‘Last Cab to Darwin’ reviewed by Gordon the Optom

by July 6, 2018

‘Last Cab to Darwin’ is a hilarious, yet powerful and moving play that was based on a true story and written by WA’s talented playwright, Reg Cribb. A warning, the play has adult themes and extremely coarse language. The book won both the highly prestigious Patrick White Playwrights Award in 2002 and the 2003 Western Australian Premier’s Award.

Old Mill Theatre Company is proudly and bravely producing this masterpiece at the Old Mill Theatre, on the corner of Mends Street and Mill Point Road, South Perth.

The two and three-quarter hour play can be seen at the earlier time of 7.30 pm on Thursday, Friday, and Saturday nights until the 7th July. There are two matinées, one on Saturday June 30th and another on Sunday 1st July, both at 2.00 pm. Most night have already been sold out.

The main scenes: the time is 1995. Initially, a quiet street in Broken Hill. Various woop woop towns. The Northern Territory Parliament.

The sets are stunning. Rhiannon Walker is quite new to the set designing business, but these sets are outstanding. The opening scene of corrugated humpies and fences, with a water tower and telegraph poles, are backed by John Spurling’s first-class, well-researched AV projection. Both took the audience at once to that dry, remote mining town. The sets were constructed by Sheila Wileman and Cab construction, aided by Judith Gedero, along with Richard and Sally Hookway.

The lighting design by John Woolrych completely and perfectly captured the dry, dusty, stinking hot areas of Queensland and the Northern Territory. Callum Hunter smoothly operated the complex lighting plan.

The soundscape was true to life and one of John Spurling’s finest.

 

       The play opens with introverted bachelor, Max Bell (Rex Gray) the local taxi driver, being sick into a bucket. Next day, his Broken Hill GP (Val Henry) tells him he has terminal stomach cancer. That night, on visiting his local pub, the owner, Beano (Kit Leake) shows Max an article in the paper. It states that the ‘Mr Speaker’ – a Gough Whitlam twin (Martin Ralph) – of the Northern Territory Parliament is trying to introduce a voluntary euthanasia Bill.

       Max decides that as he is so ill, he should end his life with dignity and so tells young, alcoholic Dougie (Garry Davies) and his dry-humoured, drinking friend, Simmo (Jeremy Smith) that he intends driving 3,000 kms to Darwin. However, Max has not reckoned on the reaction of his Aboriginal neighbour, Polly (Beccy Garlett) a beautiful young divorcee, half Max’s age, who has a feisty exterior but a loving, heart of gold.

        Max sets off on the long dusty trail, stopping off at various outback towns, where the inbreeding is obvious. One town aims to be ‘Tiny Town of the Year’ that is if the Sir Les Patterson look alike judge, Ted Mingle (Martin Ralph) agrees. On the next section of his journey, Max meets an Aboriginal hitchhiker, Tilly (Lachlan Stokes) who introduces Max to a pub ‘for locals’ run by the strange Ms Stilton (Julie Holmshaw).

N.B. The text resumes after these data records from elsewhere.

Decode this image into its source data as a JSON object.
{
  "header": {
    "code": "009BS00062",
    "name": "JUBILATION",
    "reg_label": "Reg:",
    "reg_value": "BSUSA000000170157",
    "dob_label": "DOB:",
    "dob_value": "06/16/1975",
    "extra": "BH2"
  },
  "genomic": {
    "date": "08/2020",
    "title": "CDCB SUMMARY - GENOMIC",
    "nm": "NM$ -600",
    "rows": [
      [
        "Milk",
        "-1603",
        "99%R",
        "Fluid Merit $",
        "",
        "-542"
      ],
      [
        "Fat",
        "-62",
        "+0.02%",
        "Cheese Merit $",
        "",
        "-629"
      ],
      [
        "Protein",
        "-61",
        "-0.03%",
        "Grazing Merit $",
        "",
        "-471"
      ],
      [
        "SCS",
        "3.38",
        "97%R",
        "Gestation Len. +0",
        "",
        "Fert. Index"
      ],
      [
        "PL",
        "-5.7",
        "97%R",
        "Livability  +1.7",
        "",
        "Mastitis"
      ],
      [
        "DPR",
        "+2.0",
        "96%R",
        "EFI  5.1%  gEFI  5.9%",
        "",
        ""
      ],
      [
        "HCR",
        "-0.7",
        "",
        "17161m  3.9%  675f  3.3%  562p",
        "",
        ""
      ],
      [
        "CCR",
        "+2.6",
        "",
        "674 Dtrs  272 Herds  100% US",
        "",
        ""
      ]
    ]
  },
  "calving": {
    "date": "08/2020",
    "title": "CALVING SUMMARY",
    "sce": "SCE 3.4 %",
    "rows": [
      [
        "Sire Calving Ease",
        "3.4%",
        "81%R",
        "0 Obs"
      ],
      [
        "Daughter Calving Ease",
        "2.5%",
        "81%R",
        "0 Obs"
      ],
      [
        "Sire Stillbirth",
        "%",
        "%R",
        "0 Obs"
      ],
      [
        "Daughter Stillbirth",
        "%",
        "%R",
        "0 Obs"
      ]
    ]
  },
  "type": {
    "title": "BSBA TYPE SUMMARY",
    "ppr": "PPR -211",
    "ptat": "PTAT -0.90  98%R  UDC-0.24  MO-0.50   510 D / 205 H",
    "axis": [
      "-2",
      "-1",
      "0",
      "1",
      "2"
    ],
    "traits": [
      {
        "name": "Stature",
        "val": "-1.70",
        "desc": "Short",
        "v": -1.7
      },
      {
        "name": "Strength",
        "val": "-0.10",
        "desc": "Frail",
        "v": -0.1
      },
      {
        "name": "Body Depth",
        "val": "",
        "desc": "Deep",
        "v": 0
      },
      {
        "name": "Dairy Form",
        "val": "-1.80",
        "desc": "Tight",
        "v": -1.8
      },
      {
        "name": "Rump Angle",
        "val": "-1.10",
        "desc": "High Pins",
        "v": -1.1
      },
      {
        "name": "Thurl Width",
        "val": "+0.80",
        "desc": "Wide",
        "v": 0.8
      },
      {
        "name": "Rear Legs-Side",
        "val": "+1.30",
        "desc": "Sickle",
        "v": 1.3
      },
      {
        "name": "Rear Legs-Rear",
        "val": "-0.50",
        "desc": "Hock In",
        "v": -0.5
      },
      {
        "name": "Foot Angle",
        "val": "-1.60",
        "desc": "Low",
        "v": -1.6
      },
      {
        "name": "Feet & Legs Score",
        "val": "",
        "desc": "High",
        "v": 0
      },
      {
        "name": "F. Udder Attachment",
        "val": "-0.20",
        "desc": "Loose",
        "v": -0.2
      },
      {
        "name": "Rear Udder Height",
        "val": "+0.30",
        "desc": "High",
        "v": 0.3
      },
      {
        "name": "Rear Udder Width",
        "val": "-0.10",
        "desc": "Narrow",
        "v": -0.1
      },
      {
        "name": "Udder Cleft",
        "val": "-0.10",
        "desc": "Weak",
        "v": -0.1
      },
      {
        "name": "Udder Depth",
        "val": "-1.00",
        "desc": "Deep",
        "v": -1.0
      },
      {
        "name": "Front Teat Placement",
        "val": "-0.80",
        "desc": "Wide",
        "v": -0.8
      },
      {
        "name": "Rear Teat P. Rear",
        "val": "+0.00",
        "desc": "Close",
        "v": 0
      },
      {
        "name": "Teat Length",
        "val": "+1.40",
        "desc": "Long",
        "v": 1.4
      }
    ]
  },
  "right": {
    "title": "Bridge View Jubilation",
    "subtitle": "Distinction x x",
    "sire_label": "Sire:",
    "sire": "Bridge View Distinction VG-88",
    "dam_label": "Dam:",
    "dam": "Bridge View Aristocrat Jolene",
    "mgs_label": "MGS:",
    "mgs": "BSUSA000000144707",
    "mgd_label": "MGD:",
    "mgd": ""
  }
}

On his quest, Max enjoys meeting two Scandinavian backpackers (Jaclyn Clarke, Mia Majella).

        Eventually Darwin is reached; and Max meets the euthanasia doctor (Andrea von Bertouch), who explains the legal requirements. Max becomes acquainted with his big-hearted carer, Julie (Vanja Clayton).

         For Max his journey is just beginning.

 

Director, Trevor Dhu has selected a magnificent versatile cast, and EVERY single one has given their all. Each actor plays several parts, and the director and actors have created rich, well-observed and fascinating characters so typical of the vast, sprawling bush / red desert.

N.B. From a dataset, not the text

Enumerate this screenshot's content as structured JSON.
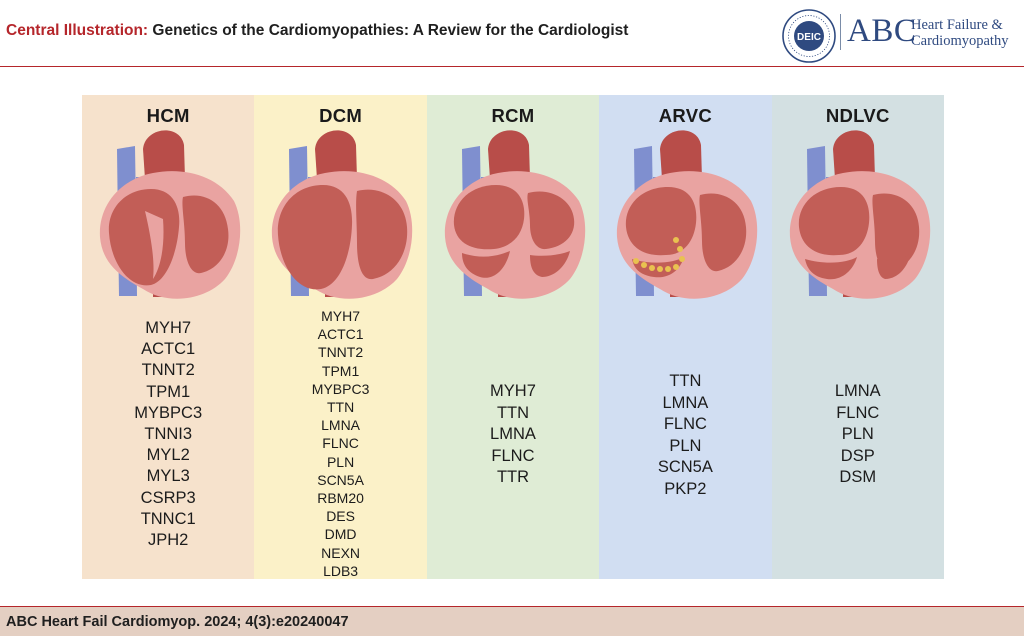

Each actor changed their body language, accents, facial expressions and whole demeanour for each person they portrayed in the story.

The multitude of costume designs must have been a challenge, even for experienced Jenny Prosser. First problem was the era – although the towns depicted were a decade behind with their fashions. Jenny had to provide convincing costumes for local drunks, Parliamentarians, tourists, and the people from ‘nowhere’. As ever, Jenny’s outfits were perfect, many bringing a smile at the horrific fashions of 25 years ago.

The show was almost three hours, but the time flew. Not having seen the award-winning film, I expected a depressing storyline, but instead it was one of the funniest plays that I have seen. The dialogue was fresh, and so true of what the bush-dwellers would say.

Rex Gray has been in some memorable plays over the decades, but this massive and moving part was so memorable on so many levels. Beccy Garlett has, in four years, come so far from her ‘Metalhead’ stage managing, to this magnificent leading lady. The two actors shared every emotion and brought quite a few tears to the audience.

It takes a great deal to get me off my seat for a standing ovation, but in this case, I was one of the first up. A magnificent production with the best of chemistry and teamwork. Congratulations to all.